The Morgan Plus Six is a small, two-seat sports car made by Morgan. People talk about it a lot in terms of keeping it looking good, because the outside surfaces still need protection to stay nice over months of driving. Detailing products are often chosen based on how long they last.

Brand

Tuva Shell

Tuva Shell is a product meant to protect your car’s paint, similar to ceramic coatings. The host likes it because it’s quick and easy to use, even if you’re using an automated car wash. The idea is to add protection without making detailing a big project.

Term

car wash tunnel

A car wash tunnel is an automated conveyor-style wash system where the vehicle is driven or pulled through a controlled wash process. Because it can be more aggressive than careful hand washing, the host suggests adjusting expectations for how long a coating will last. They recommend a quick wipe-down after the tunnel.

Concept

maintenance, maintenance, maintenance

The host’s main point is that car protection only helps if you keep doing it.

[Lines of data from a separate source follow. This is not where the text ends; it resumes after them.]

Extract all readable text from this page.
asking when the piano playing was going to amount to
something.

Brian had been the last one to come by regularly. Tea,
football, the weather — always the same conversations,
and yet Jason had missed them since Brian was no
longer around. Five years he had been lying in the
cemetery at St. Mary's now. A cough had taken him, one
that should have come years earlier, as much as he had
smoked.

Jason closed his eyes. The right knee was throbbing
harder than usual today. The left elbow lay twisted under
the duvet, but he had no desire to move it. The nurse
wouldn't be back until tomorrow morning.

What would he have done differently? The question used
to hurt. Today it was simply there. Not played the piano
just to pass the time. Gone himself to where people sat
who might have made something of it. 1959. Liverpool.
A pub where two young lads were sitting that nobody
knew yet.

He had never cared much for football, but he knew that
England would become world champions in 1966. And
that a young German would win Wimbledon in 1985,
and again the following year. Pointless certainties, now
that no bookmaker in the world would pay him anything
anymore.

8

It’s better to do it regularly than to use something fancy once and then forget it.

Term

coinop car wash

A coin-operated car wash is a self-serve setup where you do the cleaning yourself. The advantage here is you can skip the brush system and use sprays/pressure washing instead.

Term

pre-soak

Pre-soak means you spray cleaner on the car and let it sit for a bit. That way, the dirt softens up before you do the main wash, so you don’t have to scrub as hard.

Term

pump sprayer

A pump sprayer is a tool you fill with cleaner and pressurize by pumping. Detailing uses it to apply cleaner ahead of time so grime loosens before you rinse or wash.

Brand

SuperSoper

SuperSoper is the name of a detailing chemical the host references as part of a pre-soak/cleaning process. The context suggests it’s used with a pressure washer workflow to loosen and remove grime more efficiently.

Term

pressure washer

A pressure washer is a high-pressure water tool used to rinse and blast off loosened dirt. In detailing, it’s commonly used after pre-soaking so the grime releases and is carried away with less need for physical scrubbing.